Of course, Bob wants to be safe concerning his decision to represent himself in the lawsuit, so he calls on his old high school buddy John, who is also in construction, for some advice. His buddy John explains that he never uses an attorney and instead writes his contracts and other legal documents and has never had a problem. "More importantly," John advises, "It costs so much money to hire a lawyer, and for what? Your company is out of business." Feeling reassured, Bob begins to prepare his defense.
As Bob begins to search for a form online to answer the Complaint, he starts to feel slightly uncertain. There is terminology that he isn't very familiar with. So, Bob decides it's time to call in the big guns. Thus, he calls in Attorney Google for some answers. Of course, he finds a wealth of information on Google simply by searching, "do I need an attorney to represent me?" After ignoring the links suggesting that he does, Bob finds definitions for the terminology and realizes that so many people represent themselves that there is now no doubt in his mind that he can do it just as good as those high-priced attorneys.
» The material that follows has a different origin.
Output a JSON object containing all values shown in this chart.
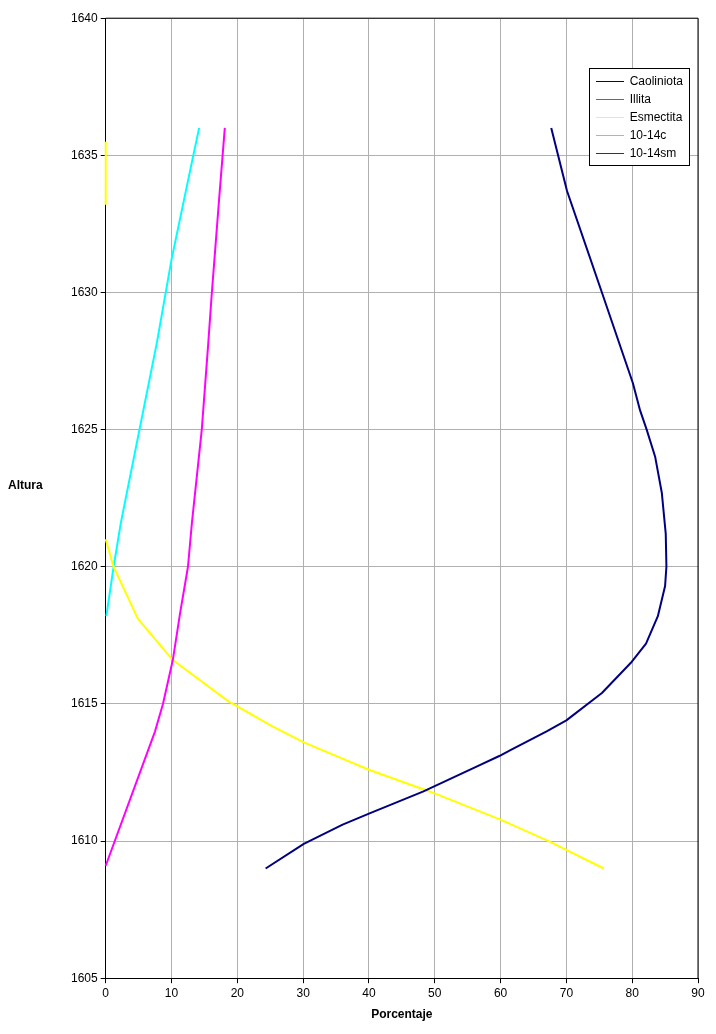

Feeling rather proud of himself, Bob files his Answer with the Court. Shortly after that, he receives a package from the Plaintiff's attorney containing many Discovery Demands. Immediately, he gets Attorney Google on the case again and does his best to respond. Bob then receives a notice for his deposition. He is confident he is good to go. His testimony is taken and he is satisfied with his performance. He is ready for his day in Court to arrive.
Unexpectedly, he received a Motion for Summary Judgment. The Motion states that Bob has no defenses listed in his Answer, provided documents that support the Plaintiff's claims, and makes damning statements at his deposition. The Plaintiff's attorney argues that there are no questions of fact to submit to a jury, and thus, a judgment should be awarded against Bob.
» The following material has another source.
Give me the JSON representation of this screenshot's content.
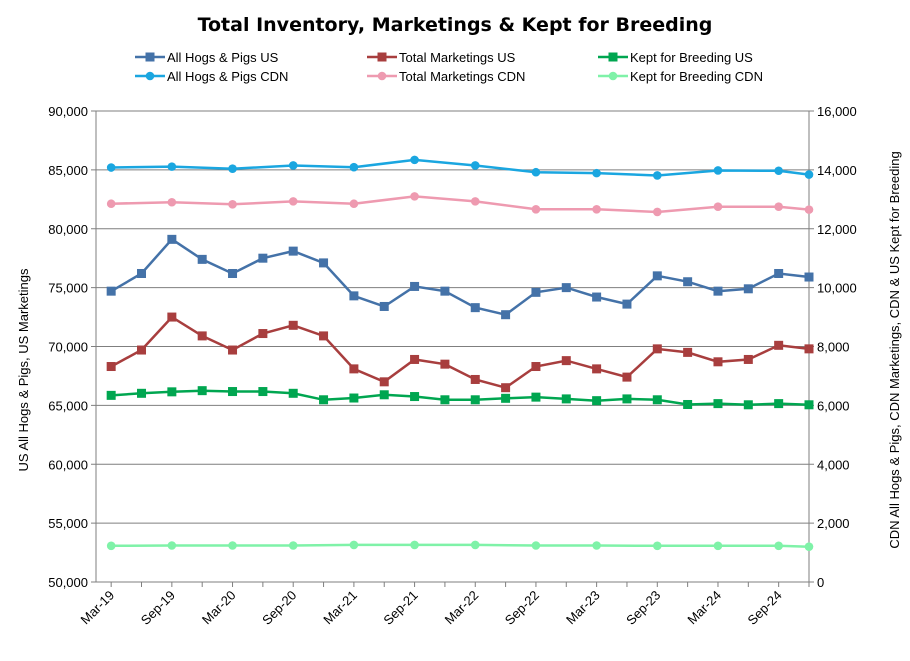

As Bob reads the Motion, beads of sweat begin to form on his forehead. "Oh sh*t," is all that he can utter. Once he calms down, he calls John. "Hey man, he says. I took your advice, didn't hire an attorney, and now I have this motion thing. I'm screwed. What should I do?" John tells him that it is time for him to hire an attorney.
Bob, who is now panicked, starts frantically searching for an attorney to represent him. Instead of finding eager attorneys, he is told that the case is too far gone and that he has "shot himself in the foot." No one is interested in representing him. Ultimately, Bob tries to oppose the Motion on his own, fails miserably, and is now the proud owner of a judgment against him personally.
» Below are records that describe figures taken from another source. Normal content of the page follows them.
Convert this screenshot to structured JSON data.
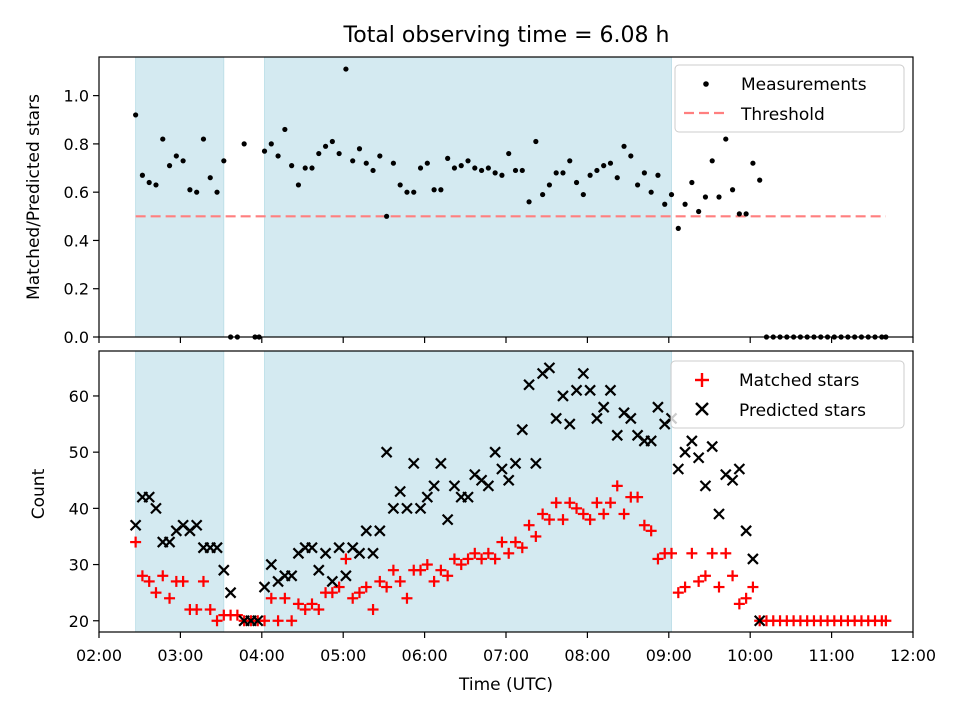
{
  "chart_data": [
    {
      "type": "scatter",
      "title": "Total observing time = 6.08 h",
      "xlabel": "",
      "ylabel": "Matched/Predicted stars",
      "xlim": [
        "02:00",
        "12:00"
      ],
      "ylim": [
        0,
        1.16
      ],
      "yticks": [
        "0.0",
        "0.2",
        "0.4",
        "0.6",
        "0.8",
        "1.0"
      ],
      "ytick_values": [
        0,
        0.2,
        0.4,
        0.6,
        0.8,
        1.0
      ],
      "xticks": [
        "02:00",
        "03:00",
        "04:00",
        "05:00",
        "06:00",
        "07:00",
        "08:00",
        "09:00",
        "10:00",
        "11:00",
        "12:00"
      ],
      "legend_position": "top-right",
      "shaded_intervals": [
        [
          "02:27",
          "03:32"
        ],
        [
          "04:02",
          "09:02"
        ]
      ],
      "shade_color": "#d4eaf1",
      "threshold": {
        "name": "Threshold",
        "value": 0.5,
        "x_range": [
          "02:27",
          "11:40"
        ],
        "color": "#ff7f7f",
        "style": "dashed"
      },
      "series": [
        {
          "name": "Measurements",
          "marker": "dot",
          "color": "#000000",
          "x": [
            "02:27",
            "02:32",
            "02:37",
            "02:42",
            "02:47",
            "02:52",
            "02:57",
            "03:02",
            "03:07",
            "03:12",
            "03:17",
            "03:22",
            "03:27",
            "03:32",
            "03:37",
            "03:42",
            "03:47",
            "03:55",
            "03:58",
            "04:02",
            "04:07",
            "04:12",
            "04:17",
            "04:22",
            "04:27",
            "04:32",
            "04:37",
            "04:42",
            "04:47",
            "04:52",
            "04:57",
            "05:02",
            "05:07",
            "05:12",
            "05:17",
            "05:22",
            "05:27",
            "05:32",
            "05:37",
            "05:42",
            "05:47",
            "05:52",
            "05:57",
            "06:02",
            "06:07",
            "06:12",
            "06:17",
            "06:22",
            "06:27",
            "06:32",
            "06:37",
            "06:42",
            "06:47",
            "06:52",
            "06:57",
            "07:02",
            "07:07",
            "07:12",
            "07:17",
            "07:22",
            "07:27",
            "07:32",
            "07:37",
            "07:42",
            "07:47",
            "07:52",
            "07:57",
            "08:02",
            "08:07",
            "08:12",
            "08:17",
            "08:22",
            "08:27",
            "08:32",
            "08:37",
            "08:42",
            "08:47",
            "08:52",
            "08:57",
            "09:02",
            "09:07",
            "09:12",
            "09:17",
            "09:22",
            "09:27",
            "09:32",
            "09:37",
            "09:42",
            "09:47",
            "09:52",
            "09:57",
            "10:02",
            "10:07",
            "10:12",
            "10:17",
            "10:22",
            "10:27",
            "10:32",
            "10:37",
            "10:42",
            "10:47",
            "10:52",
            "10:57",
            "11:02",
            "11:07",
            "11:12",
            "11:17",
            "11:22",
            "11:27",
            "11:32",
            "11:37",
            "11:40"
          ],
          "y": [
            0.92,
            0.67,
            0.64,
            0.63,
            0.82,
            0.71,
            0.75,
            0.73,
            0.61,
            0.6,
            0.82,
            0.66,
            0.6,
            0.73,
            0.0,
            0.0,
            0.8,
            0.0,
            0.0,
            0.77,
            0.8,
            0.75,
            0.86,
            0.71,
            0.63,
            0.7,
            0.7,
            0.76,
            0.79,
            0.81,
            0.76,
            1.11,
            0.73,
            0.78,
            0.72,
            0.69,
            0.75,
            0.5,
            0.72,
            0.63,
            0.6,
            0.6,
            0.7,
            0.72,
            0.61,
            0.61,
            0.74,
            0.7,
            0.71,
            0.73,
            0.7,
            0.69,
            0.7,
            0.68,
            0.67,
            0.76,
            0.69,
            0.69,
            0.56,
            0.81,
            0.59,
            0.63,
            0.68,
            0.68,
            0.73,
            0.64,
            0.59,
            0.67,
            0.69,
            0.71,
            0.72,
            0.66,
            0.79,
            0.75,
            0.63,
            0.68,
            0.6,
            0.67,
            0.55,
            0.59,
            0.45,
            0.55,
            0.64,
            0.52,
            0.58,
            0.73,
            0.58,
            0.82,
            0.61,
            0.51,
            0.51,
            0.72,
            0.65,
            0.0,
            0.0,
            0.0,
            0.0,
            0.0,
            0.0,
            0.0,
            0.0,
            0.0,
            0.0,
            0.0,
            0.0,
            0.0,
            0.0,
            0.0,
            0.0,
            0.0,
            0.0,
            0.0
          ]
        }
      ]
    },
    {
      "type": "scatter",
      "title": "",
      "xlabel": "Time (UTC)",
      "ylabel": "Count",
      "xlim": [
        "02:00",
        "12:00"
      ],
      "ylim": [
        18,
        68
      ],
      "yticks": [
        "20",
        "30",
        "40",
        "50",
        "60"
      ],
      "ytick_values": [
        20,
        30,
        40,
        50,
        60
      ],
      "xticks": [
        "02:00",
        "03:00",
        "04:00",
        "05:00",
        "06:00",
        "07:00",
        "08:00",
        "09:00",
        "10:00",
        "11:00",
        "12:00"
      ],
      "legend_position": "top-right",
      "shaded_intervals": [
        [
          "02:27",
          "03:32"
        ],
        [
          "04:02",
          "09:02"
        ]
      ],
      "shade_color": "#d4eaf1",
      "series": [
        {
          "name": "Matched stars",
          "marker": "plus",
          "color": "#ff0000",
          "x": [
            "02:27",
            "02:32",
            "02:37",
            "02:42",
            "02:47",
            "02:52",
            "02:57",
            "03:02",
            "03:07",
            "03:12",
            "03:17",
            "03:22",
            "03:27",
            "03:32",
            "03:37",
            "03:42",
            "03:47",
            "03:52",
            "03:57",
            "04:02",
            "04:07",
            "04:12",
            "04:17",
            "04:22",
            "04:27",
            "04:32",
            "04:37",
            "04:42",
            "04:47",
            "04:52",
            "04:57",
            "05:02",
            "05:07",
            "05:12",
            "05:17",
            "05:22",
            "05:27",
            "05:32",
            "05:37",
            "05:42",
            "05:47",
            "05:52",
            "05:57",
            "06:02",
            "06:07",
            "06:12",
            "06:17",
            "06:22",
            "06:27",
            "06:32",
            "06:37",
            "06:42",
            "06:47",
            "06:52",
            "06:57",
            "07:02",
            "07:07",
            "07:12",
            "07:17",
            "07:22",
            "07:27",
            "07:32",
            "07:37",
            "07:42",
            "07:47",
            "07:52",
            "07:57",
            "08:02",
            "08:07",
            "08:12",
            "08:17",
            "08:22",
            "08:27",
            "08:32",
            "08:37",
            "08:42",
            "08:47",
            "08:52",
            "08:57",
            "09:02",
            "09:07",
            "09:12",
            "09:17",
            "09:22",
            "09:27",
            "09:32",
            "09:37",
            "09:42",
            "09:47",
            "09:52",
            "09:57",
            "10:02",
            "10:07",
            "10:12",
            "10:17",
            "10:22",
            "10:27",
            "10:32",
            "10:37",
            "10:42",
            "10:47",
            "10:52",
            "10:57",
            "11:02",
            "11:07",
            "11:12",
            "11:17",
            "11:22",
            "11:27",
            "11:32",
            "11:37",
            "11:40"
          ],
          "y": [
            34,
            28,
            27,
            25,
            28,
            24,
            27,
            27,
            22,
            22,
            27,
            22,
            20,
            21,
            21,
            21,
            20,
            20,
            20,
            20,
            24,
            20,
            24,
            20,
            23,
            22,
            23,
            22,
            25,
            25,
            26,
            31,
            24,
            25,
            26,
            22,
            27,
            26,
            29,
            27,
            24,
            29,
            29,
            30,
            27,
            29,
            28,
            31,
            30,
            31,
            32,
            31,
            32,
            31,
            34,
            32,
            34,
            33,
            37,
            35,
            39,
            38,
            41,
            38,
            41,
            40,
            39,
            38,
            41,
            39,
            41,
            44,
            39,
            42,
            42,
            37,
            36,
            31,
            32,
            32,
            25,
            26,
            32,
            27,
            28,
            32,
            26,
            32,
            28,
            23,
            24,
            26,
            20,
            20,
            20,
            20,
            20,
            20,
            20,
            20,
            20,
            20,
            20,
            20,
            20,
            20,
            20,
            20,
            20,
            20,
            20,
            20
          ]
        },
        {
          "name": "Predicted stars",
          "marker": "x",
          "color": "#000000",
          "x": [
            "02:27",
            "02:32",
            "02:37",
            "02:42",
            "02:47",
            "02:52",
            "02:57",
            "03:02",
            "03:07",
            "03:12",
            "03:17",
            "03:22",
            "03:27",
            "03:32",
            "03:37",
            "03:47",
            "03:52",
            "03:57",
            "04:02",
            "04:07",
            "04:12",
            "04:17",
            "04:22",
            "04:27",
            "04:32",
            "04:37",
            "04:42",
            "04:47",
            "04:52",
            "04:57",
            "05:02",
            "05:07",
            "05:12",
            "05:17",
            "05:22",
            "05:27",
            "05:32",
            "05:37",
            "05:42",
            "05:47",
            "05:52",
            "05:57",
            "06:02",
            "06:07",
            "06:12",
            "06:17",
            "06:22",
            "06:27",
            "06:32",
            "06:37",
            "06:42",
            "06:47",
            "06:52",
            "06:57",
            "07:02",
            "07:07",
            "07:12",
            "07:17",
            "07:22",
            "07:27",
            "07:32",
            "07:37",
            "07:42",
            "07:47",
            "07:52",
            "07:57",
            "08:02",
            "08:07",
            "08:12",
            "08:17",
            "08:22",
            "08:27",
            "08:32",
            "08:37",
            "08:42",
            "08:47",
            "08:52",
            "08:57",
            "09:02",
            "09:07",
            "09:12",
            "09:17",
            "09:22",
            "09:27",
            "09:32",
            "09:37",
            "09:42",
            "09:47",
            "09:52",
            "09:57",
            "10:02",
            "10:07"
          ],
          "y": [
            37,
            42,
            42,
            40,
            34,
            34,
            36,
            37,
            36,
            37,
            33,
            33,
            33,
            29,
            25,
            20,
            20,
            20,
            26,
            30,
            27,
            28,
            28,
            32,
            33,
            33,
            29,
            32,
            27,
            33,
            28,
            33,
            32,
            36,
            32,
            36,
            50,
            40,
            43,
            40,
            48,
            40,
            42,
            44,
            48,
            38,
            44,
            42,
            42,
            46,
            45,
            44,
            50,
            47,
            45,
            48,
            54,
            62,
            48,
            64,
            65,
            56,
            60,
            55,
            61,
            64,
            61,
            56,
            58,
            61,
            53,
            57,
            56,
            53,
            52,
            52,
            58,
            55,
            56,
            47,
            50,
            52,
            49,
            44,
            51,
            39,
            46,
            45,
            47,
            36,
            31,
            20
          ]
        }
      ]
    }
  ]
}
The moral of the story is simple, don't be like Bob. Litigation is rarely easy and is almost always unpredictable. You cannot learn to be a lawyer on the Internet or from a friend. Google does not make a good law partner. Lawyers spend years in school and in practice and are constantly learning about updated laws and cases. While you think you are saving money by trying to defend yourself, you are causing far more harm than good.
Had Bob hired a lawyer immediately, the lawyer would have been able to file a Motion to Dismiss on the grounds that Bob was protected by the LLC and could not be held personally liable. Instead, Bob now faces a Judgment that is four times higher than what an attorney would have charged him to represent him.